Cuando tenía catorce años me encontré por casa una cinta de música de Bob Dylan. Yo no sabía quién era Dylan ni lo había escuchado nunca. Con esa edad mis gustos musicales estaban comenzando a formarse; era como una esponja dispuesta a absorberlo todo. Así que la puse en mi recién estrenado radio casete de doble pletina y comenzó a sonar Changing of the Guards, que es el primer tema de la cara A de Street Legal. Decir que esta primera escucha me cambió la vida quizá pueda ser un poco exagerado, pero es verdad que mi campo de visión vital se amplió considerablemente al descubrir a Bob Dylan, y no solo musicalmente. Por eso cuando le dieron el Premio Nobel de Literatura no dudé en defenderlo a capa y espada como uno de los mejores premiados de la última década. Cuando, hace relativamente poco, descubrí en la revista Turia una entrevista hecha a mi admirado José Jiménez Lozano poco antes de morir donde él también era de mi misma opinión me causó una inmensa alegría. Nos gusta que dos personas a las que admiramos se admiren también ellas mutuamente.
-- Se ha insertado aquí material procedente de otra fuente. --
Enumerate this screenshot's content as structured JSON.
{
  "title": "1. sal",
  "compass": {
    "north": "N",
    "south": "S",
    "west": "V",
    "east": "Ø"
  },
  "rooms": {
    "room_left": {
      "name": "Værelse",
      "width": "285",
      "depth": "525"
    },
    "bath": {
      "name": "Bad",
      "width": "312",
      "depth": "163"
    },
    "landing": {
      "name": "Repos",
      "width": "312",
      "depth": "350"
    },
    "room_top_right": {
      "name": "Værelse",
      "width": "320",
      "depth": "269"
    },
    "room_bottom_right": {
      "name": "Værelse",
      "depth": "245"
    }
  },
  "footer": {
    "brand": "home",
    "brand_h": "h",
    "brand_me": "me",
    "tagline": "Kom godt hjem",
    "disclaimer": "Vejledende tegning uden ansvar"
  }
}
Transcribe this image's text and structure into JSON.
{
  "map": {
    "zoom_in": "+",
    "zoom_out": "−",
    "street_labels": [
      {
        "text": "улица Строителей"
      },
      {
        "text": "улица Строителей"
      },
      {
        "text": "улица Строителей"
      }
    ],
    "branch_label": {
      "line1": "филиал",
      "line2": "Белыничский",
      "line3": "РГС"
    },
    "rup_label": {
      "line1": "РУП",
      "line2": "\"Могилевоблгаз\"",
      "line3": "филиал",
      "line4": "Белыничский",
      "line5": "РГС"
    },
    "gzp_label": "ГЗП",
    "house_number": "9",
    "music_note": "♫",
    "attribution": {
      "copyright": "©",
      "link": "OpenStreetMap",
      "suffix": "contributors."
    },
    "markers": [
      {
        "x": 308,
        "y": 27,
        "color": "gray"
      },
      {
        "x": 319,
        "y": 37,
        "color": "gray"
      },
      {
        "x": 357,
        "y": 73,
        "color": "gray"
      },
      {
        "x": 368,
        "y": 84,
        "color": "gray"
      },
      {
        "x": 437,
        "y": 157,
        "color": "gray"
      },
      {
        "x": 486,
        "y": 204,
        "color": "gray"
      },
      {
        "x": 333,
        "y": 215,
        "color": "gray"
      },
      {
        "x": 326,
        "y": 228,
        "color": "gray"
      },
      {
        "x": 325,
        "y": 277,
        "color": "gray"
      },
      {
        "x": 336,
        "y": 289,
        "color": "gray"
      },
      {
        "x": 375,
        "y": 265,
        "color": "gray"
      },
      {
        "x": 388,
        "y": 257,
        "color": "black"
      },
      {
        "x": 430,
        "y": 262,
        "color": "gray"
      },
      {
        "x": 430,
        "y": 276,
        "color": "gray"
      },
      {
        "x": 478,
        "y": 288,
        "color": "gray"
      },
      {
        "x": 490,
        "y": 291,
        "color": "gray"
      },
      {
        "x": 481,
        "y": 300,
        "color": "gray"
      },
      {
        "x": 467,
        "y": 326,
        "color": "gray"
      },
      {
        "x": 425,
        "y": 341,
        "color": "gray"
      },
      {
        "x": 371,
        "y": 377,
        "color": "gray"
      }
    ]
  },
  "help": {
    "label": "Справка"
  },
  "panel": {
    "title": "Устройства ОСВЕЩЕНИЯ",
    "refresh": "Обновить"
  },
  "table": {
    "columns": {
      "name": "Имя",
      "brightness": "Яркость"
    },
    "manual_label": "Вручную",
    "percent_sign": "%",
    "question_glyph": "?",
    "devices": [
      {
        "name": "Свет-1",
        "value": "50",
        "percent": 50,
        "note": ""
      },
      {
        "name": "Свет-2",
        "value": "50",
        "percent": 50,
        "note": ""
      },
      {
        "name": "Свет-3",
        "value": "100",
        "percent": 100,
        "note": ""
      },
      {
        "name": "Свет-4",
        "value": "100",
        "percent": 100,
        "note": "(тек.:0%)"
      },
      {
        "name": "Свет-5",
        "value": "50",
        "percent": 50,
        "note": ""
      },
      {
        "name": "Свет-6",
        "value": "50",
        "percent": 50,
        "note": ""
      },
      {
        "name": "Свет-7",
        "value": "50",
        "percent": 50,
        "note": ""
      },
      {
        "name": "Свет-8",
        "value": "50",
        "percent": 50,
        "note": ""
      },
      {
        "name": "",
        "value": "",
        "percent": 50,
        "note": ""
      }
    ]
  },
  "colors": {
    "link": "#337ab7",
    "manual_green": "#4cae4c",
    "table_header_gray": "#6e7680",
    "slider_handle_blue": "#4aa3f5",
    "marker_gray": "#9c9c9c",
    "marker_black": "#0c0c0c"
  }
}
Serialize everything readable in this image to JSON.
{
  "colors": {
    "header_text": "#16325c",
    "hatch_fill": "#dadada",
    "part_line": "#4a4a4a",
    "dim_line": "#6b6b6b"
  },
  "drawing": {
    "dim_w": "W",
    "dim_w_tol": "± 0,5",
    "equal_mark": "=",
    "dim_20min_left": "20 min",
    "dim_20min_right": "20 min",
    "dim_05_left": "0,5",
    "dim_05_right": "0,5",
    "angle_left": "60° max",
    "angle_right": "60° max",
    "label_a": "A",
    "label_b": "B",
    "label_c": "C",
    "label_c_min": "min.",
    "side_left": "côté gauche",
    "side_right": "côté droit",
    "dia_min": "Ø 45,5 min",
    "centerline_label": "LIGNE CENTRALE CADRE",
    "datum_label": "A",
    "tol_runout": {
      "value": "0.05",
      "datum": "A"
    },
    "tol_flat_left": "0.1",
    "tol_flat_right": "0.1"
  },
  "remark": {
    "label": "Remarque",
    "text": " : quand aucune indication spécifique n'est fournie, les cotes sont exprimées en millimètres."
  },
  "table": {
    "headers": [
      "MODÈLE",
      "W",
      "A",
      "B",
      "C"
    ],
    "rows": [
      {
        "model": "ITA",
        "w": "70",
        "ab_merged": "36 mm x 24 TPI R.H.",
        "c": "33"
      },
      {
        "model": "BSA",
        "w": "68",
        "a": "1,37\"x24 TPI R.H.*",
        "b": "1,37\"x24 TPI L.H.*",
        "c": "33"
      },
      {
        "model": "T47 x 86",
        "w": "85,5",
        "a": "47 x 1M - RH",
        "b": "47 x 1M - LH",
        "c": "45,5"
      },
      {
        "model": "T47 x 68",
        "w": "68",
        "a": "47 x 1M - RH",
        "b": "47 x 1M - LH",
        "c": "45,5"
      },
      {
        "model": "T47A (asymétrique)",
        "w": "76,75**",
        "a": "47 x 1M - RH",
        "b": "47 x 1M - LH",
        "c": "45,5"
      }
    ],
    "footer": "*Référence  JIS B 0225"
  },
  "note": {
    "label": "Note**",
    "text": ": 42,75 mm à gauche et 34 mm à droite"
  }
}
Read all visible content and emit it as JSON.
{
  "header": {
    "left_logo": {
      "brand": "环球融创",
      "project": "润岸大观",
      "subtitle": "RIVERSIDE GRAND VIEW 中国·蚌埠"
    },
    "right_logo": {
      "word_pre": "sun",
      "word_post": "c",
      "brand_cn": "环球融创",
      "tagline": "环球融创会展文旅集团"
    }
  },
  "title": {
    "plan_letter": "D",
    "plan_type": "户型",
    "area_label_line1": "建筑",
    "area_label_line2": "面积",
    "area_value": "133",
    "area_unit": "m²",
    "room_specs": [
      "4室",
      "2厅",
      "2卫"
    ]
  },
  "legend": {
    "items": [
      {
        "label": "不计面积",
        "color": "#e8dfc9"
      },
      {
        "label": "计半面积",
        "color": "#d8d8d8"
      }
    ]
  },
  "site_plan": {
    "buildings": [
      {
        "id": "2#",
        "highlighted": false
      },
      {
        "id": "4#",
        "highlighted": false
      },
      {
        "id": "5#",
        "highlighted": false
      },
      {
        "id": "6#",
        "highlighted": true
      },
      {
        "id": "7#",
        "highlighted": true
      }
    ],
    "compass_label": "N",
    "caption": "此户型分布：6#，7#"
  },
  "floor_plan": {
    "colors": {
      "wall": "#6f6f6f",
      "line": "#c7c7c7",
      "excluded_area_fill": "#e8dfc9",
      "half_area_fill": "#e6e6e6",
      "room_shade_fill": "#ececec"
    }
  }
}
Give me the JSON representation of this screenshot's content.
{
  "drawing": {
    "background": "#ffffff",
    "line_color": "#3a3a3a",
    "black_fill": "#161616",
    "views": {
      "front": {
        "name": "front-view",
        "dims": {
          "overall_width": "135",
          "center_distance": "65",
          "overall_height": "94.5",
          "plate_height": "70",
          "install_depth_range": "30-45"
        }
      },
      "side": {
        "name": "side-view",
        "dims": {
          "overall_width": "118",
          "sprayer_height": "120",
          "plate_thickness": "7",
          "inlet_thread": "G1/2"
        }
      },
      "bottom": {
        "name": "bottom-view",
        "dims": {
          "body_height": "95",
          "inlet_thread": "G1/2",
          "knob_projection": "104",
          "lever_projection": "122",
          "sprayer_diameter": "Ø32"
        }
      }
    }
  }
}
Este año, sus majestades de Oriente dejaron bajo mi árbol algunos libros, uno de los cuales era Filosofía de la canción moderna, de Bob Dylan. Es un libro que Anagrama ha editado primorosamente, con un aparato visual que permite que disfrutemos del volumen incluso sin leer el texto. Dylan comenta una serie de canciones y aprovecha cualquier excusa para meditar sobre los más variados temas. Es un libro extraordinario. Y es, además, un libro que se puede leer en clave religiosa (católica, para ser más exactos). Ya en la primer frase de la primera página de la primera canción comentada, Dylan hacer referencia a la parábola del Hijo Pródigo. Con la fuerza y la convicción de un converso (Dylan se convirtió en los años 70, llegando a tocar delante del Papa Juan Pablo II), el bardo norteamericano demuestra un profundo conocimiento de las escrituras, algo muy típico de ciertos autores sureños, como William Faulkner o Flannery O´Connor. Más adelante, comentando otra canción, Dylan realiza una reflexión digna de ser subrayada: “Una de las razones por las que la gente se aleja de Dios es porque la religión ya no está en la trama de sus vidas. (…) Sin embargo, la religión solía estar en el agua que bebíamos, en el aire que respirábamos. (…) Los milagros iluminaban el comportamiento y no eran un mero espectáculo”.
The lonesome death of Hattie Carroll (La solitaria muerte de Hattie Carroll) es una de mis canciones favoritas de Dylan. El último verso de la canción, cantado con rabia y con escalofrío, reza así: “Oh, pero vosotros, que discutís la desgracia y criticáis todo temor / quitaos la máscara de la cara / Porque ahora sí es el momento para vuestras lágrimas”. Ahí es donde radica la grandeza y la verdad de Bob Dylan, tan persistente, vital y sagrada como el latido del corazón de un niño en el vientre de su madre.